10 favorite movie experiences of 2011

Fish Tank
Meek’s Cutoff
Breaking the Maya Code
The Tillman Story
Southbounders
Under Our Skin
Inside Job
The Hour (BBC series)
Poetry
Until the Light Takes Us

chances are I’ll finish Carlos (miniseries) by week’s end, which might make the list.

note half of the 10 are docs, and I’ve not included anything I’d seen before.

Others of note:
Take Care of My Cat
Never Let Me Go
The Lookout
(which I’d seen before but has gotten better)
Fanny and Alexander (series)
Made in Dagenham
The Panama Deception
Ulzana’s Raid
Station West
A Walk into the Sea
Gregory’s Two Girls
The Sound of Insects
Blue Valentine
Cornered
(1945)
A Little Help
Terri
Rise of Planet of the Apes

04
Dec
11

post-post office

i’ve posted before about the state of the postal service in the u.s. (also here); now it seems we’ve seen the end of next day first class delivery — hello netflix subscribers, and people who get prescriptions or check payments in the mail

why is Congress stalling on this issue?

30
Nov
11

the real problem

the white house enlists the aid of desperate snitches to go after poor people who can’t afford price-gouged american drugs or cds (or over-priced music files) [movie city news]

yep, that’s where our attention should be.

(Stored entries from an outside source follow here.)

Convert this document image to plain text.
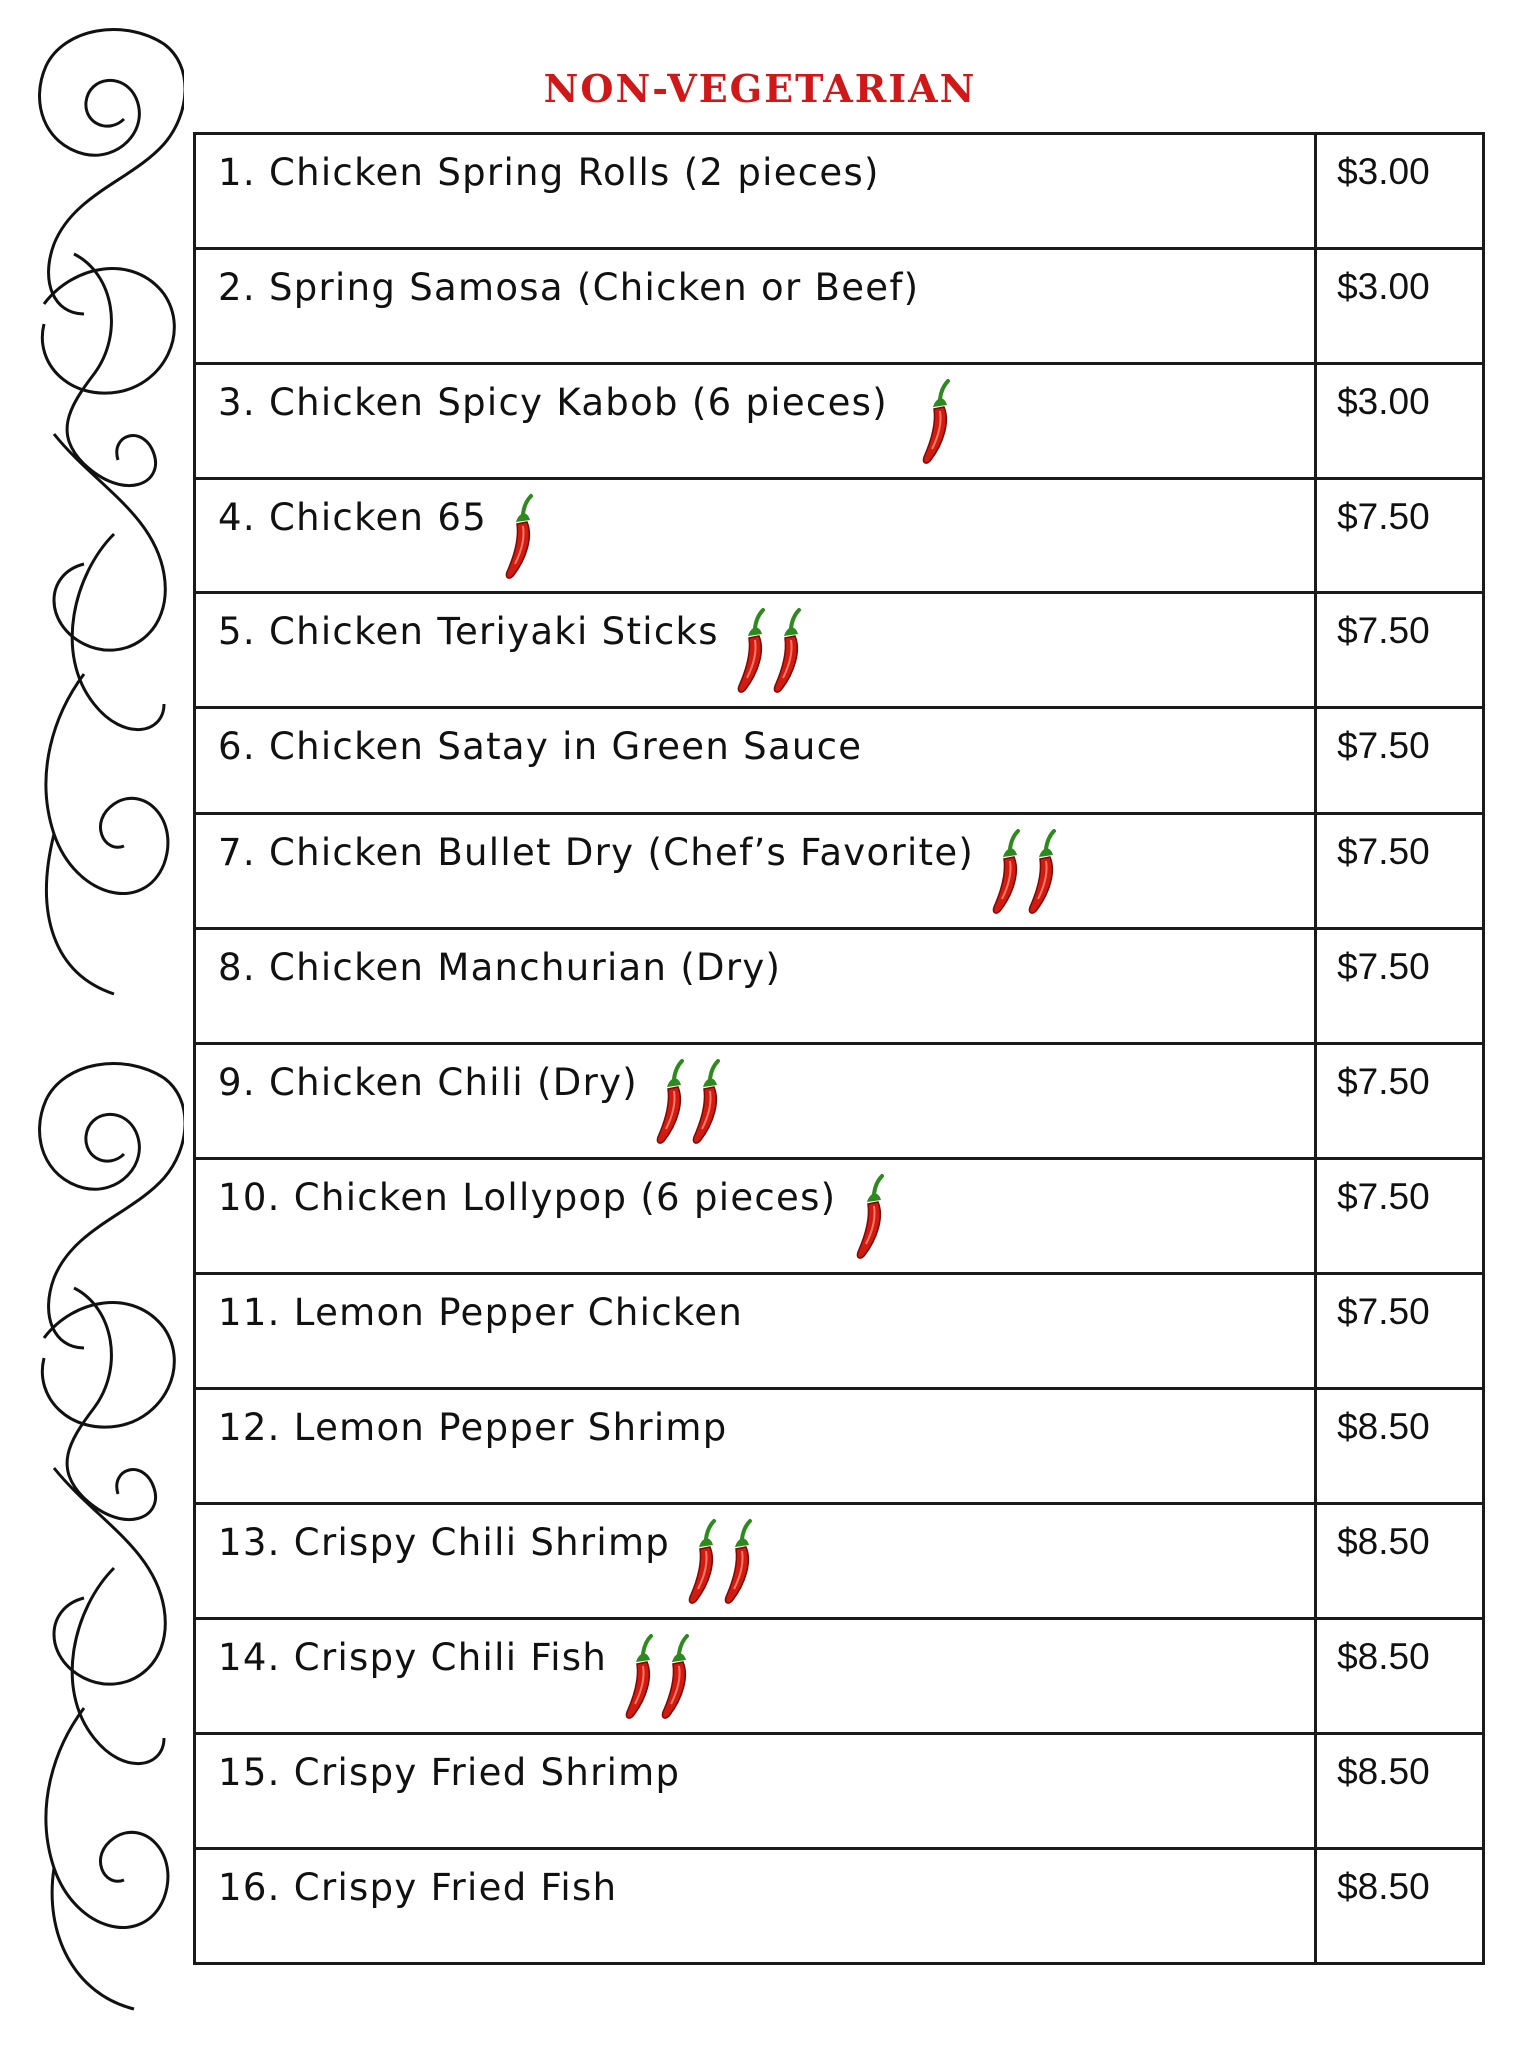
NON-VEGETARIAN
1. Chicken Spring Rolls (2 pieces)	$3.00
2. Spring Samosa (Chicken or Beef)	$3.00
3. Chicken Spicy Kabob (6 pieces)	$3.00
4. Chicken 65	$7.50
5. Chicken Teriyaki Sticks	$7.50
6. Chicken Satay in Green Sauce	$7.50
7. Chicken Bullet Dry (Chef’s Favorite)	$7.50
8. Chicken Manchurian (Dry)	$7.50
9. Chicken Chili (Dry)	$7.50
10. Chicken Lollypop (6 pieces)	$7.50
11. Lemon Pepper Chicken	$7.50
12. Lemon Pepper Shrimp	$8.50
13. Crispy Chili Shrimp	$8.50
14. Crispy Chili Fish	$8.50
15. Crispy Fried Shrimp	$8.50
16. Crispy Fried Fish	$8.50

nothing else going on here.

28
Nov
11

r.i.p. ken russell

i wasn’t much into classical music, especially when i was younger, so only altered states stands out, but for his innovative and over the top m.o., for sure

During this time [1970-72], Russell became not only the most controversial British director but also the first in the history of British film to have three films playing first-run engagements in London simultaneously – The Music Lovers,The Devils and The Boy Friend. But his reputation as a kind of unruly cinematic anarchist, capable of frightening even the horses and doubtless making some of his subjects swivel in their graves, tended to cloud the formidable technique he brought to everything he did. In most of them there were some extraordinary passages. It might have been better if there had been a few more ordinary ones as well.

[guardian obit]

17
Nov
11

blue velvet on bluray

christopher mcquain at dvd talk praises lynch’s perhaps most satisfying film, if not his finest, out in well-vetted high def

It actually is on just that Freudian/mythological plane that Blue Velvet, like a fairy tale, operates. Even though its deeply conflicted, repressed subconscious material manifests itself–with its anachronistically un-modernized small town and strangely appropriate, evocative popular tunes from a bygone era–through a particularly American pop-cultural idiom, there is some permanent, primal structure here that underlies (and is, according to Lynch’s vision, an integral part of and foundation for) Lumberton’s impossibly sunny skies and happy, healthy families. But the film entirely earns and justifies its ambitious, mythological scope; there is not a moment of pretention in the entire unsettling, submerging experience.

ahem.

and reasonable priced to boot, especially at deep discount through sunday the 20th.